I splurged and bought my self stuff online this morning and I feel guilty.
Long story short... my daughter and her husband have expectations that I give them expensive gifts and money. I’m supposed to be buying stuff for them and their baby. Not for me.
I’m not allowed to give the baby a nickname. I must call him by his name or the nickname they gave him. I never give any advice. I never ask questions anymore. I literally do as I am told in every way.
The other grandma lives with them. My son-in-law financially supports her. She can give advice and it’s ok. She can call the baby whatever nickname she wants. There are no rules. She does whatever she wants.
There is no place for me in the baby’s life. My only role is for money and things.
Since I work full time I have plenty of money... and if I was a good mother and grandmother I would give a lot of it to them...

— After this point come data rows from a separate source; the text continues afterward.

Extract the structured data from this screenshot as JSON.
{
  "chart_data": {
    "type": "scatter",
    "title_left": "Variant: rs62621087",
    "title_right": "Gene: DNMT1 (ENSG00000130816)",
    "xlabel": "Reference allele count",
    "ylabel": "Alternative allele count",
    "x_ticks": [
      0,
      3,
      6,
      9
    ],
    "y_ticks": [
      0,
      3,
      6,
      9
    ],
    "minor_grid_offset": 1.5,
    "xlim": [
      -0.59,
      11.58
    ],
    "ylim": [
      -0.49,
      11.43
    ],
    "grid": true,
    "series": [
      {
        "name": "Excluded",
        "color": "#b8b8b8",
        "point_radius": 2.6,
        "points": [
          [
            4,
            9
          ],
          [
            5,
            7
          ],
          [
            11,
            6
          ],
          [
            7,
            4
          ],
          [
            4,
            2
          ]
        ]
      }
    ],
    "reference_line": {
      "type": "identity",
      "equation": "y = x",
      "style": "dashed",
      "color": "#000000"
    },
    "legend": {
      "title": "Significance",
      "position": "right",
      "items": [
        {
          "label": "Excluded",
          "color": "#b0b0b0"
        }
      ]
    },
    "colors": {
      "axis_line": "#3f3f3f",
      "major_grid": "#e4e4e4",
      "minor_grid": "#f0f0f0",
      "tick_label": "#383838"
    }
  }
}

I did give nice gifts and money at first... there weren’t really any acknowledgements... not much of a thank you. I was told about the lavish gifts others gave them and clearly mine did not measure up.
I was expected to take them out for expensive birthday dinners... once again I Failed.... the birthday meal and cake I made at home was scoffed at. Literally. There was eye rolling.
I was not the best mom. I know that. I’ve made several attempts to apologize. I was too controlling and made too many demands. I put high standards on myself and others. I regret this.
I don’t give advice or control or make demands anymore. I never argue. I don’t pry. I follow all of their rules.
But I will always pay the price.
I did good things as a mom too though. I gave all my money and time... always gave whatever I had first to my daughter. I did always put my own needs last. I spent lots of time with her. Always there after school, played games, talked and laughed a lot, allowed friends over and took them all places... I did good things too... But I do recognize the mistakes.
But I feel selfish now. Now I spend my time and money how I want... On myself and my volunteer work. Haven’t done anything for them in several months... I just don’t want to.... but that’s not what good mothers and grandmothers do....
I don’t have much but I’ve worked hard for many years.
But I feel guilty. I punish myself just as hard as my daughter punishes me.
Last edited by Anonymous47864; May 31, 2019 at 10:02 AM.